Dave Holts, off Ucluelet, British Columbia, Canada. – We’re here to catch at least 10 blue sharks greater than six feet long, and tag them with satellite and archival tags. This is part of a blue shark distribution and habitat study. In 2002, the National Marine Fisheries Service at the Southwest Fisheries Science Center in La Jolla joined forces with Tagging of Pacific Predators to study the migratory behavior of blue sharks.
[Ed. note: Researchers from NOAA’s Southwest Fisheries Science Center in La Jolla went on four shark-tagging expeditions this summer. Three of the expedition leaders sent TOPP daily blog entries. Dave Holts was able to send his after the expedition. This week we’re featuring his 10-day expedition, which occurred in July, in four blog entries.]
At that time, 33 blue sharks were tagged off southern California and northern Mexico. This year, we’re tagging blue sharks at the northern extent of their range off Vancouver Island, British Columbia with researchers at the Pacific Biological Station, Department of Fisheries and Oceans in Nanaimo. We also want to collect DNA for population studies and we plan to inject sharks with oxytetracycline to help us understand sharks’ growth rates and aging.
SPOT tags – satellite position only tags -- report a shark’s location and time to satellite receivers every time the shark comes to the surface and its dorsal fin breaks the surface of the water. This way, we can monitor the movements and locations of the shark for up to a year. The archival pop-up tags (PATs) have a series of sensors that collect data on swimming depth, water temperature and location on a RAM memory chip. These tags can be programmed to release from the shark at any time up to about a year. Our tags are all programmed to release after 275 days after being place on a shark. So, this tag will detach from the shark in 275 days and start sending that information to the Southwest Fisheries Science Center via the Argos satellite system. These data help scientists identify and describe the shark’s natural habitat and migration patterns.
On Wednesday, July 18, I left San Diego for Nanaimo, British Columbia to meet Dr. Gordon (Sandy) McFarland to begin the blue shark survey off the south end of Vancouver Island. When I arrived, Sandy was there, but my luggage wasn’t. On Thursday, after my luggage and tagging gear finally arrived, we proceeded to the Canadian Coast Guard vessel Neocaligus in the port of Ucluelet on the west side of Vancouver Island. There I met Sandy’s colleague Dr. Jacquelyn King, who was to assist us in the tagging expedition. We spent the afternoon preparing gear and equipment for our first planned fishing set Friday morning.

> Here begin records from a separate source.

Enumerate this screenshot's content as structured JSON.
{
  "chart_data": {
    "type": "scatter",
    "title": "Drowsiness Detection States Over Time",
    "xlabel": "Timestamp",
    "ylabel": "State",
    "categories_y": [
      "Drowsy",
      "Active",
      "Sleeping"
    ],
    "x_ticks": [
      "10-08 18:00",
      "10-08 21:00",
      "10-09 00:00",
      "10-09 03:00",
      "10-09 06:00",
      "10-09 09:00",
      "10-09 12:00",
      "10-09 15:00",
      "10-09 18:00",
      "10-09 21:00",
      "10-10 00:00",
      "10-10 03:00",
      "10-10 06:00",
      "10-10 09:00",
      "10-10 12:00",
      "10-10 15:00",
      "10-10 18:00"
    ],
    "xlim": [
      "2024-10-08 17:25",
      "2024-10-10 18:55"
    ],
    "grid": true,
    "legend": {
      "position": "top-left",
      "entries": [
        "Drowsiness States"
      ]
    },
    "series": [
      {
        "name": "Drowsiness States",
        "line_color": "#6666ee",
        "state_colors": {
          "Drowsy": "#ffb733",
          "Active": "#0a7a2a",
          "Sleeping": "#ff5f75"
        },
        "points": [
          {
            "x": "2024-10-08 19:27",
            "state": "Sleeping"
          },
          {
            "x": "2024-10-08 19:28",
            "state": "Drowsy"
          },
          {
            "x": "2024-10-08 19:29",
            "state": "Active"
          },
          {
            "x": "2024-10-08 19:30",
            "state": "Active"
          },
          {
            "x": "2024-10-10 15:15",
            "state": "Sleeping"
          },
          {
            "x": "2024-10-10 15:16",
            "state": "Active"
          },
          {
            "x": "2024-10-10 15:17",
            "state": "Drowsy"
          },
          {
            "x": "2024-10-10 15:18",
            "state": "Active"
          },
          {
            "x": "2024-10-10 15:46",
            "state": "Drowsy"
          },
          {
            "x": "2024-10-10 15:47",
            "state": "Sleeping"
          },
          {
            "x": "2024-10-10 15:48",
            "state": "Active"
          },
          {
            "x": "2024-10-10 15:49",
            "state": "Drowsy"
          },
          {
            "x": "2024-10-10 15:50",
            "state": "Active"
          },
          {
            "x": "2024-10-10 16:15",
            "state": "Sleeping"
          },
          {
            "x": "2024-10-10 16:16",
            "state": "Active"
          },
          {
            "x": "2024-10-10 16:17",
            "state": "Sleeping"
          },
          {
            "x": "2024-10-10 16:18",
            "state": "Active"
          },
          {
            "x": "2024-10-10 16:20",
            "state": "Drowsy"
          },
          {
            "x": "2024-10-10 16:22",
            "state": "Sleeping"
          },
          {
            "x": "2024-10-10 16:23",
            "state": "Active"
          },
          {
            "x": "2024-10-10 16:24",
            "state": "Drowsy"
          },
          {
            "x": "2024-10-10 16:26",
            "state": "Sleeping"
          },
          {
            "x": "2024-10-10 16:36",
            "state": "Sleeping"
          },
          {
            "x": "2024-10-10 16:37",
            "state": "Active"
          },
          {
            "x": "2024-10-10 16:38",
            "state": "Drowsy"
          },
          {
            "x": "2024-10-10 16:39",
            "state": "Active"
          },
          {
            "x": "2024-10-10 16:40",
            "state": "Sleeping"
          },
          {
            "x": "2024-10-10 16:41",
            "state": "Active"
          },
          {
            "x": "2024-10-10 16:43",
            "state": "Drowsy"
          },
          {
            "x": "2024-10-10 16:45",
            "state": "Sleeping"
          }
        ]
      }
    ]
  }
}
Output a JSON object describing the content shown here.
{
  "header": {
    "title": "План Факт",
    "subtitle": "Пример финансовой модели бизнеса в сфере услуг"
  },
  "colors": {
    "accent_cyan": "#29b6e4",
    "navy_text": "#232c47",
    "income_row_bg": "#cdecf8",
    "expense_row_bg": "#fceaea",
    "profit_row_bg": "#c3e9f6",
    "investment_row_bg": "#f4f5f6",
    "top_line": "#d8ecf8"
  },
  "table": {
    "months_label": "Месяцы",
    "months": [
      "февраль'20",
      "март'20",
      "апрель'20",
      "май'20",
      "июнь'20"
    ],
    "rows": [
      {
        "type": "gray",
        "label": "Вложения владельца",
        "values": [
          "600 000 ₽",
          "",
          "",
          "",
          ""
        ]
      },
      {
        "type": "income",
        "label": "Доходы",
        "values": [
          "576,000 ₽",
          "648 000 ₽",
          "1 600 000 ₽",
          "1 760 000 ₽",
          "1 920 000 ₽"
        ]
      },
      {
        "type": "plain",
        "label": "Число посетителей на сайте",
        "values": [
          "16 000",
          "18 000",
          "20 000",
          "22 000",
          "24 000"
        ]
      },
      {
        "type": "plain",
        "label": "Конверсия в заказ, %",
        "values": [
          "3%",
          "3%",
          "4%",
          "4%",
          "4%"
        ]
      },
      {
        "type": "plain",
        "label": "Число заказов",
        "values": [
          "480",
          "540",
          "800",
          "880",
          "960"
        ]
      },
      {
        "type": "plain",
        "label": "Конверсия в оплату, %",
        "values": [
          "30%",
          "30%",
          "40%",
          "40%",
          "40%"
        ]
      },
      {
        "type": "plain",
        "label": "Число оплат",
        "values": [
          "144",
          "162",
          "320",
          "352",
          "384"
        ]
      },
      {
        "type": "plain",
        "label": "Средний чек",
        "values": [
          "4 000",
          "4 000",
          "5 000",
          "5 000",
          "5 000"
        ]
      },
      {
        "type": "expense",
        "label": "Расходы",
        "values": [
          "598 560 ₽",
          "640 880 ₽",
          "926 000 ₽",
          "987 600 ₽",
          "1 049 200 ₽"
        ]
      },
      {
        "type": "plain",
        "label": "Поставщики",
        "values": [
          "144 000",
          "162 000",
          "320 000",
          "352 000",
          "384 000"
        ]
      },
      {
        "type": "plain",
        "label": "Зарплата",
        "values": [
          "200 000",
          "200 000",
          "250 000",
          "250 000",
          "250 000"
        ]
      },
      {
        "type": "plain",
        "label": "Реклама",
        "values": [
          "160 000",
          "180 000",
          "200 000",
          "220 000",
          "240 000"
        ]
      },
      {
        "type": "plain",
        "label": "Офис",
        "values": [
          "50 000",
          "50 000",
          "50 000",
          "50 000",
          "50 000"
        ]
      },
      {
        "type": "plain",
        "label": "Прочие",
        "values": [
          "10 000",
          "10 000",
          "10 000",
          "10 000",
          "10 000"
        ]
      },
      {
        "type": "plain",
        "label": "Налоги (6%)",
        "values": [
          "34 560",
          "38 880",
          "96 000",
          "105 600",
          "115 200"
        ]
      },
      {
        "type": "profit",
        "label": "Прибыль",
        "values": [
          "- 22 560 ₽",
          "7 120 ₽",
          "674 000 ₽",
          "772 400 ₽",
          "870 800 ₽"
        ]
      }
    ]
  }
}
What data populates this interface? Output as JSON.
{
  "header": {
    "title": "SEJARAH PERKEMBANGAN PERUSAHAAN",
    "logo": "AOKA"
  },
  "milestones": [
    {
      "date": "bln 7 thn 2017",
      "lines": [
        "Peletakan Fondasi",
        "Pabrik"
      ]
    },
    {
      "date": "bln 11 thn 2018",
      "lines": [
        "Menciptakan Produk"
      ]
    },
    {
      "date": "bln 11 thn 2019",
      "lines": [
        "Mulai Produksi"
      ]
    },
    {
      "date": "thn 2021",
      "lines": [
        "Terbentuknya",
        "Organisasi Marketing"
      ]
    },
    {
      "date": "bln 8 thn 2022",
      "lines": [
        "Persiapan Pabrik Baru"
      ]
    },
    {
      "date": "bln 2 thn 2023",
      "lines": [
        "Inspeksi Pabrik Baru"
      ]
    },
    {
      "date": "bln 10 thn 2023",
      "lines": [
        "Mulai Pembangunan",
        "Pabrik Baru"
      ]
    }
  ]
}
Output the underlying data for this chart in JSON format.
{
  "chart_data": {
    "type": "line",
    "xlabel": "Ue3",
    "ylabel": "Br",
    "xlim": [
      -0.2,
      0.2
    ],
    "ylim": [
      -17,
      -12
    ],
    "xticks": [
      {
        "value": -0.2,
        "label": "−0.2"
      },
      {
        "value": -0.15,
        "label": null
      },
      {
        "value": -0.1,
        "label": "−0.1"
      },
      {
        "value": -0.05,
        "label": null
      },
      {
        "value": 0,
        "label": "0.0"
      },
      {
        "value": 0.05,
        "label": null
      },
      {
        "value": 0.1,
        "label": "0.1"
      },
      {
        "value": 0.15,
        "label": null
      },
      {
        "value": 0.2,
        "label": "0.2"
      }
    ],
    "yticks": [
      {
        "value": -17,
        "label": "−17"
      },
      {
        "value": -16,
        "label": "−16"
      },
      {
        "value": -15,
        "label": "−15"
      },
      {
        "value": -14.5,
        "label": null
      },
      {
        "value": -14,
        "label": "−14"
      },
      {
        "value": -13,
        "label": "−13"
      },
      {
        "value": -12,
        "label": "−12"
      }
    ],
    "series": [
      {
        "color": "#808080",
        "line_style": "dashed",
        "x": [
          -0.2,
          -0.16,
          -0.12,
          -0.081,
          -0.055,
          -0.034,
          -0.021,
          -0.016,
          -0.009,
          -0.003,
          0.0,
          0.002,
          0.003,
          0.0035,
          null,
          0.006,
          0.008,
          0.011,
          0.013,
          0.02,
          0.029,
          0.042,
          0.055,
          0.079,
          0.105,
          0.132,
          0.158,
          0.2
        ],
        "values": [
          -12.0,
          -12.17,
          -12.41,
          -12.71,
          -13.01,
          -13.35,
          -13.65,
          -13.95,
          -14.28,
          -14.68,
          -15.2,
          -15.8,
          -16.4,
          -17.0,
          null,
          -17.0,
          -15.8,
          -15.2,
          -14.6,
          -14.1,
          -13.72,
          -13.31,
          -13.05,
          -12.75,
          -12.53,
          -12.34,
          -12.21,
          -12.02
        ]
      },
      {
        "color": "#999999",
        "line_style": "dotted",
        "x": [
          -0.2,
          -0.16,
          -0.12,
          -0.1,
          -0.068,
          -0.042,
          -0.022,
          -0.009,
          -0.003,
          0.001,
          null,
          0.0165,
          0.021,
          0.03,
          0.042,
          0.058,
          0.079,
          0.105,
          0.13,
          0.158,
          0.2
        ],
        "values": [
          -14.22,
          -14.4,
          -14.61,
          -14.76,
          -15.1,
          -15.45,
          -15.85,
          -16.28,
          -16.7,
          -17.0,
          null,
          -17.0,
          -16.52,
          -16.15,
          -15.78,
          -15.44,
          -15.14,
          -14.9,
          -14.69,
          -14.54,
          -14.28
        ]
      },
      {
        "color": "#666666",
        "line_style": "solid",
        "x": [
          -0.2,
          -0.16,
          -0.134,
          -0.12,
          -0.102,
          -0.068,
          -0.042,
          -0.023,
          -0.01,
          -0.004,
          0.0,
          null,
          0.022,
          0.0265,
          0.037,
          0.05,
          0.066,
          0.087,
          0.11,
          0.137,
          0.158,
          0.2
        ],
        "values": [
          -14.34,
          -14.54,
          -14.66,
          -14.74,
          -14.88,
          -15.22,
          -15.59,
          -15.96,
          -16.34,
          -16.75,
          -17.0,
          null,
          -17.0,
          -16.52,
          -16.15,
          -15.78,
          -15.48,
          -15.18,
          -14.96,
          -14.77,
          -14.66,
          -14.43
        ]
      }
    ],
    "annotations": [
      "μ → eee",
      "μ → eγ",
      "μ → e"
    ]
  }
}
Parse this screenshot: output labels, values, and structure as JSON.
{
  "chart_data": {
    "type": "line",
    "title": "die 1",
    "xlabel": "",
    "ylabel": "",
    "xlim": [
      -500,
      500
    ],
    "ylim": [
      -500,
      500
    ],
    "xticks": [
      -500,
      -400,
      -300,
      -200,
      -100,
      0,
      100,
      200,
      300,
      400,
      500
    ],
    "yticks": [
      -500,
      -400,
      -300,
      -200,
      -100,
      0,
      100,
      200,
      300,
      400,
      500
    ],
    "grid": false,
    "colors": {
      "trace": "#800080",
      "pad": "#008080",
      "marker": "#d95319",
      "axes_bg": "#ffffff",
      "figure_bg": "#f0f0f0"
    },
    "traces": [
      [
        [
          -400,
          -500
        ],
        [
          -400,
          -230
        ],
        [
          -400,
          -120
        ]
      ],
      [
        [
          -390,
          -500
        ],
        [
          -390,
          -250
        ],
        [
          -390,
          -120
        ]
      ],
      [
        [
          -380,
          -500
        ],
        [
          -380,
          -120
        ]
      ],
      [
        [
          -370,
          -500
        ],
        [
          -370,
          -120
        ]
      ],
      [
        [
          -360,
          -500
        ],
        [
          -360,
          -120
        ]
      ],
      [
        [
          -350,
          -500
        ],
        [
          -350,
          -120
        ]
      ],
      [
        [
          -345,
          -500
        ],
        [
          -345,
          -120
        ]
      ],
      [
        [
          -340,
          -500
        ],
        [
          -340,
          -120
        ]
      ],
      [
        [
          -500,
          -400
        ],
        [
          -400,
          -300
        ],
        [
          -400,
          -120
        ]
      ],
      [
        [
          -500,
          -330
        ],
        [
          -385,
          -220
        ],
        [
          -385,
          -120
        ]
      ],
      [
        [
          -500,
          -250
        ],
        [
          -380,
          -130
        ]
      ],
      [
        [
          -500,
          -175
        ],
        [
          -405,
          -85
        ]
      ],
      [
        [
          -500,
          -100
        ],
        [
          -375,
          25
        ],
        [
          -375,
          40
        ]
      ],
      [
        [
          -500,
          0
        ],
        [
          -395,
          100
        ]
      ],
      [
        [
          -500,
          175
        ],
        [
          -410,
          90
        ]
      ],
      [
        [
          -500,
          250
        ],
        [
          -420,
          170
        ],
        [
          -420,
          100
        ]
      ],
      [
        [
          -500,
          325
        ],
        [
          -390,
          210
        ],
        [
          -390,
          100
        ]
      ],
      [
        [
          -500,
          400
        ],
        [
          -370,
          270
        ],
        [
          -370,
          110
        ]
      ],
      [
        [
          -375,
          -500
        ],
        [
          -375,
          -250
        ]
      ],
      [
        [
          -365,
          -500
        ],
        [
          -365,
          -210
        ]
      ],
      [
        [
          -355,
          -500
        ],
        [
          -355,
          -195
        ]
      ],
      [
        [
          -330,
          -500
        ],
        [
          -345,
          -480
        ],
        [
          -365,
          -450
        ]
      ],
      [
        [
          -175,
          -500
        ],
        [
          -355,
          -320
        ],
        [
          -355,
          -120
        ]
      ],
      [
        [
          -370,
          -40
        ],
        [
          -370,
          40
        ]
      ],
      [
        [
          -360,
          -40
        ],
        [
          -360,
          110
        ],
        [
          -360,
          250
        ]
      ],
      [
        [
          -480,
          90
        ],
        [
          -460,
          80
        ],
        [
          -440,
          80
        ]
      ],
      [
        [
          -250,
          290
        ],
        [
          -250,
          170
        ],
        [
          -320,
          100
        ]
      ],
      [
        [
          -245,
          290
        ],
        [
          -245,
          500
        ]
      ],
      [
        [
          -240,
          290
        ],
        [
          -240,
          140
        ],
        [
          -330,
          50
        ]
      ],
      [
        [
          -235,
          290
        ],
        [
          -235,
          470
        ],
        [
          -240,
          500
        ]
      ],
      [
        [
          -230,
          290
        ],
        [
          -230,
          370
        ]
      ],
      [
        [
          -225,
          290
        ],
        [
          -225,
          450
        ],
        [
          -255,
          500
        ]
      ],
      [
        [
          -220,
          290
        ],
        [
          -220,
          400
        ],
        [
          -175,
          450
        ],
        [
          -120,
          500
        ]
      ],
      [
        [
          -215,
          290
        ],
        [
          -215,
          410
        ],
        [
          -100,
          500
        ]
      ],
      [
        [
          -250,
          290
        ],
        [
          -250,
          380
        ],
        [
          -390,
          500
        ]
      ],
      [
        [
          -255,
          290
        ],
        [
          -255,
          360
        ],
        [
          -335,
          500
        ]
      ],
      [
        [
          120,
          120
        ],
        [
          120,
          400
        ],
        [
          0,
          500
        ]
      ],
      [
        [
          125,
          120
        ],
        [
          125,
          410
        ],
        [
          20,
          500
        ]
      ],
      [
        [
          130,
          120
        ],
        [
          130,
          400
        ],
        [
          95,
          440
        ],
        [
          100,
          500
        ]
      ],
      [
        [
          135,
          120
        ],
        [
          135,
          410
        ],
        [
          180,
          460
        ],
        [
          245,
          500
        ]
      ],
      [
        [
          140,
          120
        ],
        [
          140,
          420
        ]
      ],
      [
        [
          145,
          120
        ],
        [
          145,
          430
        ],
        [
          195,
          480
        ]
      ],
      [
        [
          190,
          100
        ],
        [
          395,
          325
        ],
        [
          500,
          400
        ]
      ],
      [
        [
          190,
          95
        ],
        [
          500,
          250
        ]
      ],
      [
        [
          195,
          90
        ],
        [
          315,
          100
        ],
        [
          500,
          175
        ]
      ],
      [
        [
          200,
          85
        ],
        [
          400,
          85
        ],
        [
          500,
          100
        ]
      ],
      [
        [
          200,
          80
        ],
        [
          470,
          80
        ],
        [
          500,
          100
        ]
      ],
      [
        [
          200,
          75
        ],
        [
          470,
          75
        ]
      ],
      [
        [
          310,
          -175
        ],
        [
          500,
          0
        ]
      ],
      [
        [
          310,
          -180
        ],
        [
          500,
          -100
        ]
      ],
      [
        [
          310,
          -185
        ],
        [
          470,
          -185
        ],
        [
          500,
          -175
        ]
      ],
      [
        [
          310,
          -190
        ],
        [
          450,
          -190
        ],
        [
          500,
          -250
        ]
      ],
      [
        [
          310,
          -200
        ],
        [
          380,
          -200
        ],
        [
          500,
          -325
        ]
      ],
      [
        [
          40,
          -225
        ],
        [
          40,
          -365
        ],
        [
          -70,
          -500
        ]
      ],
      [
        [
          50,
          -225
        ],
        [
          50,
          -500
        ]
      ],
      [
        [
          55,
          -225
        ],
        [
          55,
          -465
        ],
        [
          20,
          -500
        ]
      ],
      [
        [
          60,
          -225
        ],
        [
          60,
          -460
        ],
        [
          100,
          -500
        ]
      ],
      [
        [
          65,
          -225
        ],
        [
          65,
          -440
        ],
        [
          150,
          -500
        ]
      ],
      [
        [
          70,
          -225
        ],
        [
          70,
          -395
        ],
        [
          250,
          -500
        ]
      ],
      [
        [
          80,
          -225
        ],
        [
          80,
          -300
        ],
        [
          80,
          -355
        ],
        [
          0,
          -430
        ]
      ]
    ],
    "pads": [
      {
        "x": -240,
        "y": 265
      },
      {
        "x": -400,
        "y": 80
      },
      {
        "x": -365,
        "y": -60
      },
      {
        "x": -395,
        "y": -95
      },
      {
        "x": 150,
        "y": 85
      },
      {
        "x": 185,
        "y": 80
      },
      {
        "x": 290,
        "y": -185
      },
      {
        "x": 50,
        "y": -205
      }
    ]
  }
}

On Friday, we left port at 4:30 a.m. and proceeded to the fishing grounds 30 miles west of Barkley Sound, Vancouver. The seas were 5 to 6 feet with wind-blown waves of 2 to 3 feet. It took me way too long to get my sea legs and, yes, I was seasick for the first time in many years. Uck! You know you’re seasick when you want to die and you’re afraid you won’t.
Undaunted by this, we set out 75 hooks on a one-mile long cable longline and soaked it for 45 minutes before hauling it back in. The photo, below, shows the longline going off the back of the ship. We bait each hook and attach it to the line as it rolls out.
We put streamers on the gear to keep the birds away. Fortunately, they weren't interested in getting too close to the boat.
We caught a blue shark on the first hook.Yea! Gunna be a great trip, I figured. On the second hook…another blue shark…a big one over 6 feet long. Two hours latter, we had measured; tagged, collected DNA, injected oxytetracycline and returned 51 blue sharks to sea. Two of these were over 6 feet long, so we placed satellite tags on them.
Fortunately for me, Capt. Roger Williams said we had to return to port because the sea state was expected to get worse. I told him it was already worse and I was dying. He chuckled and said, “Yes, but we won’t be able to hold on in the weather expected in a couple hours.” After we tied up back in Ucluelet, I started feeling much better.